Besides "The Marriage of Figaro," which opened last Wednesday, company members will perform in "Postcard From Morocco" by Dominick Argento (opening July 24 in the Barns) and "Tales of Hoffmann," by Offenbach (opening Aug. 14 in the Filene Center).

Casting for one role this summer will not engender the kind of competition that normally characterizes company auditions. Russell says he is still looking for someone to play the speaking role of Stella in "Tales of Hoffmann." The only potential problem is that the opera is in French. Russell has been exploring possibilities for casting the role with various members of the diplomatic corps. Naturally, says Russell, he would prefer the French-speaking equivalent of Lady Marjory Wright, who has performed in a few local productions.

But to say anything more about his search now "would get a lot of noses out of joint," says Russell.

Each season's shows are selected by what Russell calls "the triumvirate" of himself; artistic consultant Frank Rizzo, who also is the Washington Opera's artistic director; and music director Richard Woitach. "We pick operas in the fall that we know we can cast . . . we try to pick a variety of different styles to show the singers to best advantage."
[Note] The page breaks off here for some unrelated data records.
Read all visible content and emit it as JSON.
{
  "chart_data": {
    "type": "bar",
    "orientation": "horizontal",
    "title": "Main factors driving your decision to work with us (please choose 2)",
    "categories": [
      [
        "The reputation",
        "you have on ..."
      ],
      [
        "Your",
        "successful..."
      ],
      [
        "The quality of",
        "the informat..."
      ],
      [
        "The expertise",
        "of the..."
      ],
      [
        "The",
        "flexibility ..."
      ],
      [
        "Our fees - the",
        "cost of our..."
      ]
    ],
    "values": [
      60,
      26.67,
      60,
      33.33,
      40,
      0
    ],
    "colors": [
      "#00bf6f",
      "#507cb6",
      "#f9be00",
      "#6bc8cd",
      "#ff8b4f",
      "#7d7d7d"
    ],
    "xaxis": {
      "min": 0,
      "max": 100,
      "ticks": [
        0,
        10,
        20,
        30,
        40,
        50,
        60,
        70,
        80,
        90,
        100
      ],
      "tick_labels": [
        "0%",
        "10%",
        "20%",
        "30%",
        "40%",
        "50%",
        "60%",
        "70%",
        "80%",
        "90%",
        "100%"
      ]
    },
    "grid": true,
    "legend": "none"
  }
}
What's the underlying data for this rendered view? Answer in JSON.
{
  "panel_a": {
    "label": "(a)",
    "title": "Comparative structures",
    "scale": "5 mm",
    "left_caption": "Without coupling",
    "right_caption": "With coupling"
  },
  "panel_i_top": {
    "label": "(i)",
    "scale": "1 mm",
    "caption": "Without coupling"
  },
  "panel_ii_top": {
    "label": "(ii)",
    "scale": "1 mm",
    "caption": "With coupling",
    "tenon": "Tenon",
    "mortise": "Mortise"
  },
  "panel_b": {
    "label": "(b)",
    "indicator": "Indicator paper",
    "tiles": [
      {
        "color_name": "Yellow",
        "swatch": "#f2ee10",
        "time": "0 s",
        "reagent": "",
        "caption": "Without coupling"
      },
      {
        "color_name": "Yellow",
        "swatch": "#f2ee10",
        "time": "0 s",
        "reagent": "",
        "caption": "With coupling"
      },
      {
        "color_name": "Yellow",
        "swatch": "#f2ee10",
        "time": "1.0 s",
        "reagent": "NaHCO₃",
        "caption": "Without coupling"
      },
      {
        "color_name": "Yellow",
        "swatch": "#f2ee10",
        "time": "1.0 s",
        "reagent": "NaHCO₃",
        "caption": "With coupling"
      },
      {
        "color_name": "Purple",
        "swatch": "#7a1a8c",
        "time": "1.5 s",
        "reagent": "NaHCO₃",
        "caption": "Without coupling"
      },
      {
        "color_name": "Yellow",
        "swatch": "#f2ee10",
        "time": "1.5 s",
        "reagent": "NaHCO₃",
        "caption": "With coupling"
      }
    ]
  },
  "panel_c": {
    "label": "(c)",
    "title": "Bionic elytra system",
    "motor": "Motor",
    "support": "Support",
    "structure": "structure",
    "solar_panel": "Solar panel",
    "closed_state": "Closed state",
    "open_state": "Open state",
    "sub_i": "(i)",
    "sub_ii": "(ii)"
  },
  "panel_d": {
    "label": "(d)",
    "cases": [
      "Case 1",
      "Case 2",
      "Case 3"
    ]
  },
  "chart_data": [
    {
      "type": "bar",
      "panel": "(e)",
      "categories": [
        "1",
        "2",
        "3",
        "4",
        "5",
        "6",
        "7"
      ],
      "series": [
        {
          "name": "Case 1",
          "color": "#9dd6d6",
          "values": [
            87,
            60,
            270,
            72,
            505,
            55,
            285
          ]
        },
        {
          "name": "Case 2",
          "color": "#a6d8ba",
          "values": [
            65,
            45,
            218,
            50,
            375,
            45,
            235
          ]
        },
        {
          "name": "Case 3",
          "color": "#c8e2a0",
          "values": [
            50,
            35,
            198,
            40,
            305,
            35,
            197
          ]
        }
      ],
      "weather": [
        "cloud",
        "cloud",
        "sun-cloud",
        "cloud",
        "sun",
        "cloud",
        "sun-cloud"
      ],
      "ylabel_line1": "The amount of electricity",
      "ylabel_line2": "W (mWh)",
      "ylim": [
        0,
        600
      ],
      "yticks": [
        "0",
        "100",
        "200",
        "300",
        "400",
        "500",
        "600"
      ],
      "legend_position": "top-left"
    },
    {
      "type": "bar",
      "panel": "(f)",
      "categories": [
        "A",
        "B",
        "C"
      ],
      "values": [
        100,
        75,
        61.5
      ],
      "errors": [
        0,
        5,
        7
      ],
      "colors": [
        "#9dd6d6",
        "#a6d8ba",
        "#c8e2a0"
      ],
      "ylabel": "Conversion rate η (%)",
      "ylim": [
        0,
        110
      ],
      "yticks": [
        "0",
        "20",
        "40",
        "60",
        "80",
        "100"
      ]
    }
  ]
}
Russell is excited about Argento's promised appearance at the opening of "Postcard From Morocco." Argento's 1971 work was last produced in the fall of 1985 by Beverly Sills' New York City Opera Company and is now considered a staple of American operatic repertoire. Russell is also quite happy about the record-breaking audience of 1,100 at the children's performance of "Little Red Riding Hood" at the Children's Theatre-in-the-Woods, where the Wolf Trap company opened its summer season over the Fourth of July weekend. Smithsonian's Art Journal

According to the Smithsonian regents' spring report, released in full this month, the National Museum of American Art will copublish a biannual scholarly journal called Smithsonian Studies in American Art. Two publishing companies are in the running to publish the journal with the museum. The first issue is scheduled to come out in spring 1987, with a fall issue to follow.
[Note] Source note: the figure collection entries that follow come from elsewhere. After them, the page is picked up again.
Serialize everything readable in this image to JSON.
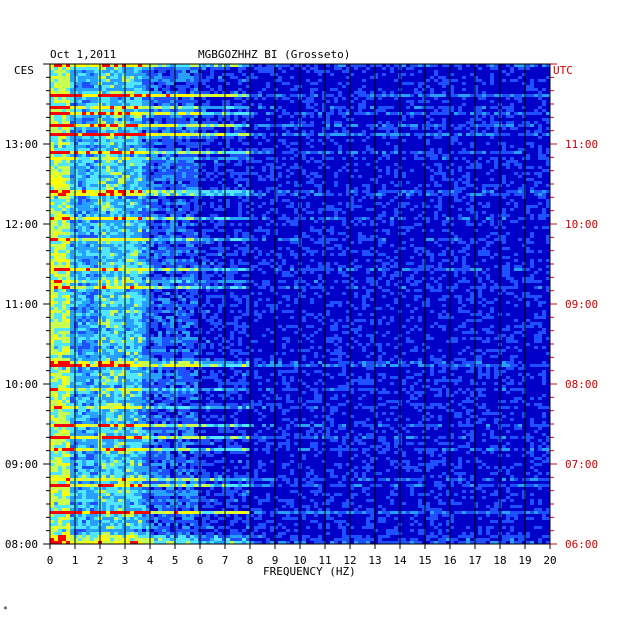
{
  "header": {
    "date": "Oct 1,2011",
    "station": "MGBGOZHHZ BI (Grosseto)"
  },
  "axes": {
    "left_tz": "CES",
    "right_tz": "UTC",
    "xlabel": "FREQUENCY (HZ)"
  },
  "footer_mark": "*",
  "colors": {
    "background": "#0000c8",
    "grid": "#000000",
    "utc": "#cc0000"
  },
  "chart_data": {
    "type": "heatmap",
    "title": "MGBGOZHHZ BI (Grosseto)",
    "xlabel": "FREQUENCY (HZ)",
    "x_ticks": [
      "0",
      "1",
      "2",
      "3",
      "4",
      "5",
      "6",
      "7",
      "8",
      "9",
      "10",
      "11",
      "12",
      "13",
      "14",
      "15",
      "16",
      "17",
      "18",
      "19",
      "20"
    ],
    "xlim": [
      0,
      20
    ],
    "y_ticks_ces": [
      "13:00",
      "12:00",
      "11:00",
      "10:00",
      "09:00",
      "08:00"
    ],
    "y_ticks_utc": [
      "11:00",
      "10:00",
      "09:00",
      "08:00",
      "07:00",
      "06:00"
    ],
    "y_tick_positions_hours_from_bottom": [
      5,
      4,
      3,
      2,
      1,
      0
    ],
    "ylim_hours": [
      0,
      6
    ],
    "colormap": [
      "#0000c8",
      "#1e50ff",
      "#28a0ff",
      "#50e6ff",
      "#c8ff50",
      "#ffff00",
      "#ff0000"
    ],
    "dominant_band_hz": [
      0,
      4
    ],
    "grid": true
  }
}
Migs Grove, editor of the new journal, says Smithsonian officials expect the number of issues each year to increase after the third year. Each issue will consist of five or six articles. "Fine arts are the periodical's primary focus," reads the journal's mission statement. However, it will also "encompass all aspects of the nation's visual heritage, including decorative arts and crafts, architecture and landscape design, film and video, commercial and graphic design," says the statement.

In addition, the journal will examine the "cultural factors that have shaped American art." Grove says the articles will not be limited to subjects that relate to Smithsonian holdings. Grove also says such a publication has been under consideration for a long time. Among those on the journal's board are the National Gallery's John Wilmerding. Behind the Silver Screen

For those bewildered by the arcane cinematic references of film critics and historians, a remedy appears on the horizon. The National Archives is sponsoring a film series, "Making Movies," beginning Friday, in the Archives' fifth-floor theater. The two-part series will examine American cinematic progress through the screening of two classics -- "Intolerance" and "Public Enemy" -- and of films about moviemaking like "The Golden Age of Comedy" and "The Making of Amber Waves." "Theater Dark," which screens next month, is a 1984 documentary by local filmmaker John Heyn examining recently closed area moviehouses. Odds and Ends

The National Endowment for the Arts announced that Sali Ann Kriegsman will become the new director of its dance program, replacing Nigel Redden . . . The Kathleen Ewing Gallery tomorrow opens its "Dog Days Dog Show," which features said animals; participating artists each made a $5 contribution to the Washington Animal Rescue League, and a share of the gross receipts goes to the league, as well.